И вполне, вполне, через головы их седые, хватило бы им омрачающих жизнь переживаний из-за давнего и тяжелого конфликта с сыном, избравшим добровольно такую область деятельности, куда нормального человека черт калачом не заманит. Он занимал большую, но неопределенную должность, жил на северо-востоке, за Полярным кругом, вместе со своей медведеобразной женой Шурой и младшим сыном Александром, и была какая-то насмешка судьбы в том, что самые несоединимые в семье люди назывались одним именем.

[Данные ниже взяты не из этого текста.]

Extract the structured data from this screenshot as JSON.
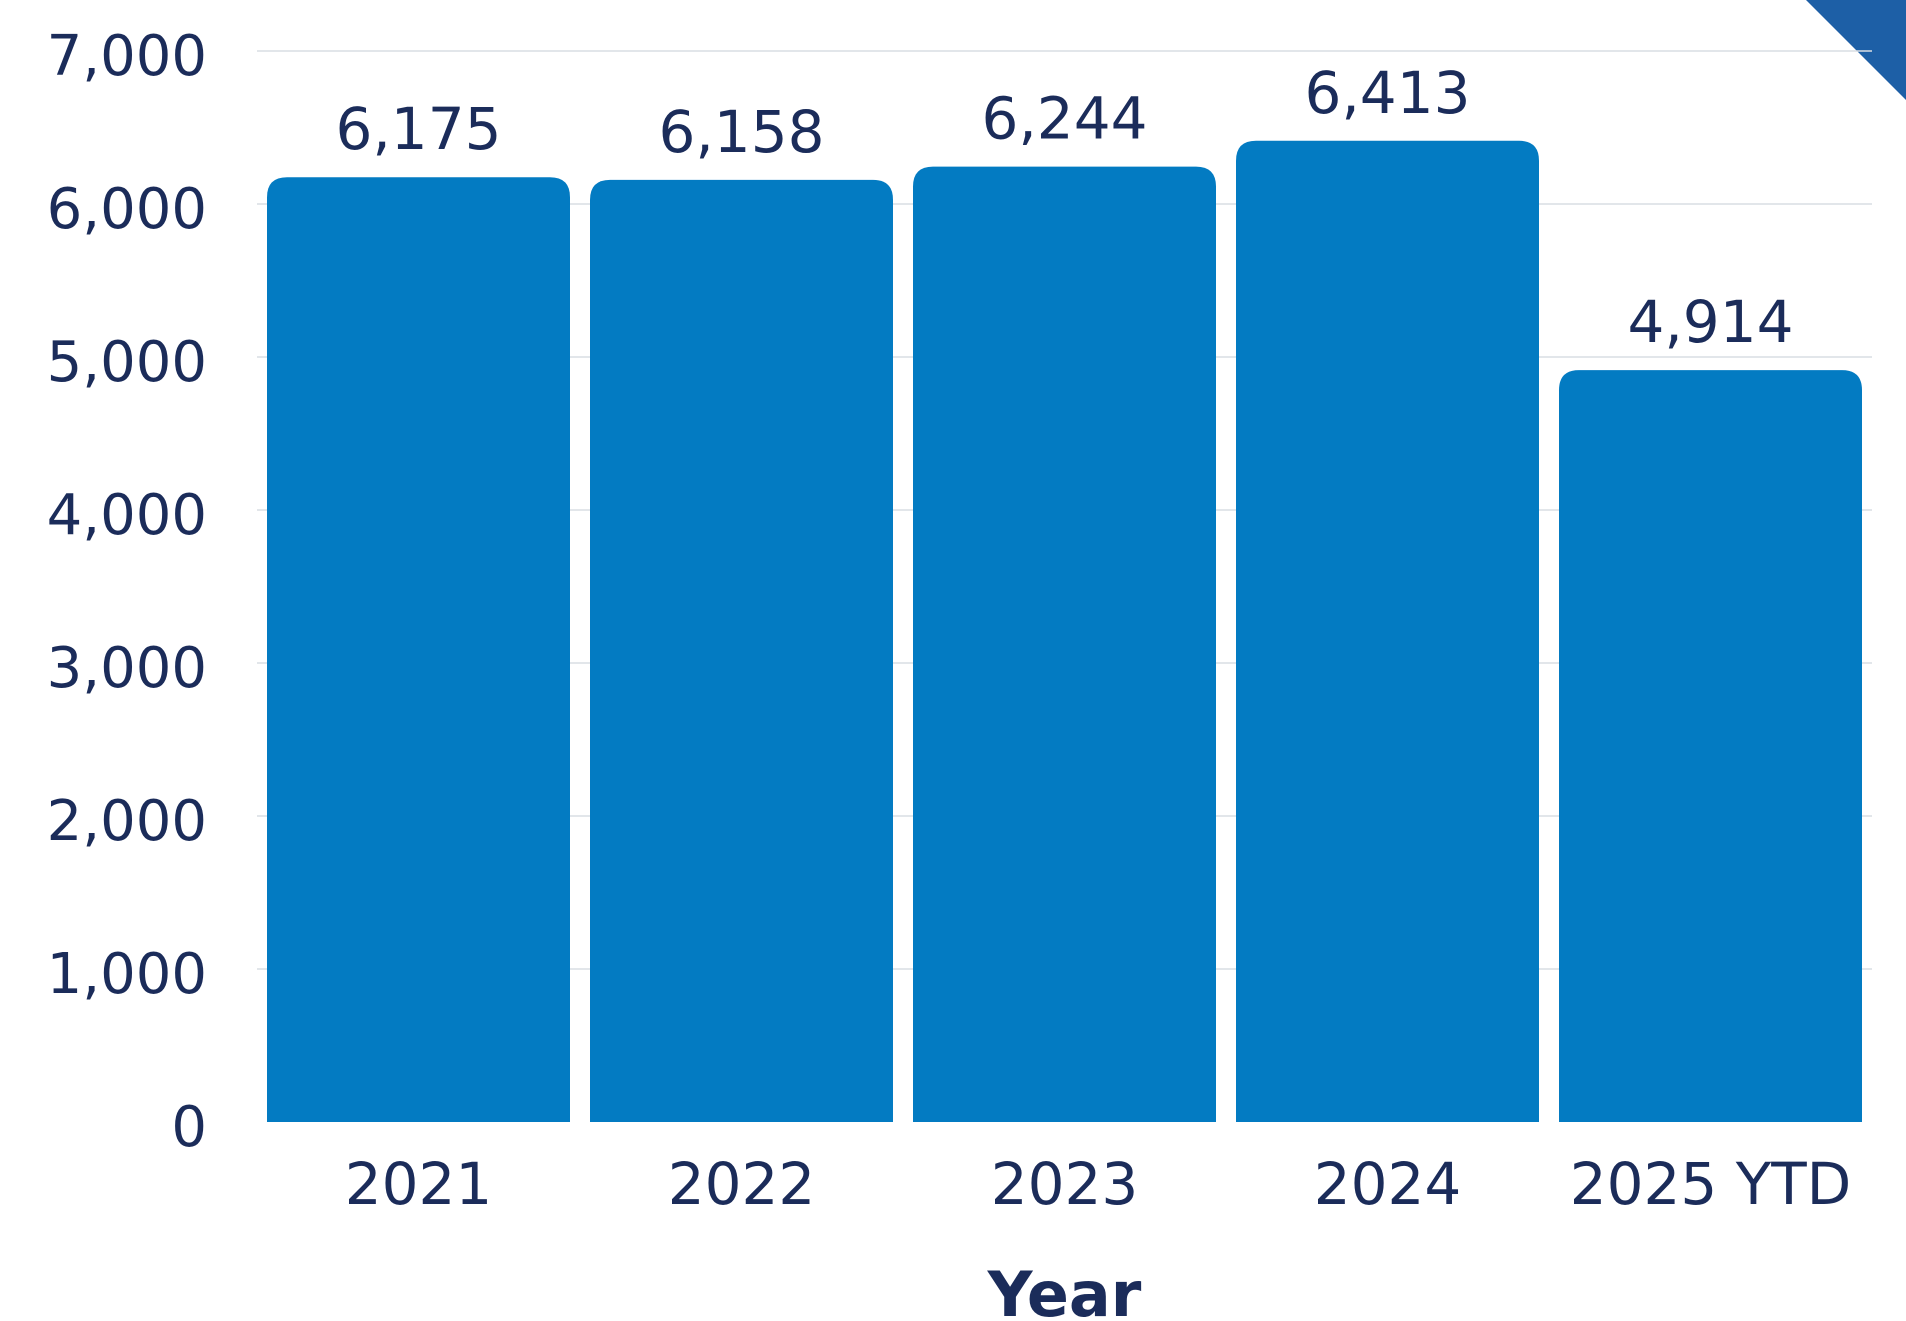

Старшую свою дочь, Лилю, сын привез в сорок третьем году в Вятку, в военный госпиталь, где родители его по двенадцать часов стояли у операционного стола. Девочке было пять месяцев, она весила три килограмма, была похожа на высохшую куклу, и с этого дня до самого конца войны они работали в разные смены, – обычно Александр Ааронович брал себе ночь. Лиля, Белой Зиновьевной выправленная, выкормленная, так и осталась у бабушки с дедушкой, заново рожденная к славной доле профессорской внучки. Но приемных своих родителей, зная обидчивость родной матери Шуры, изредка приезжавшей, она звала Белочкой и Суриком, а прадеда – дедушкой.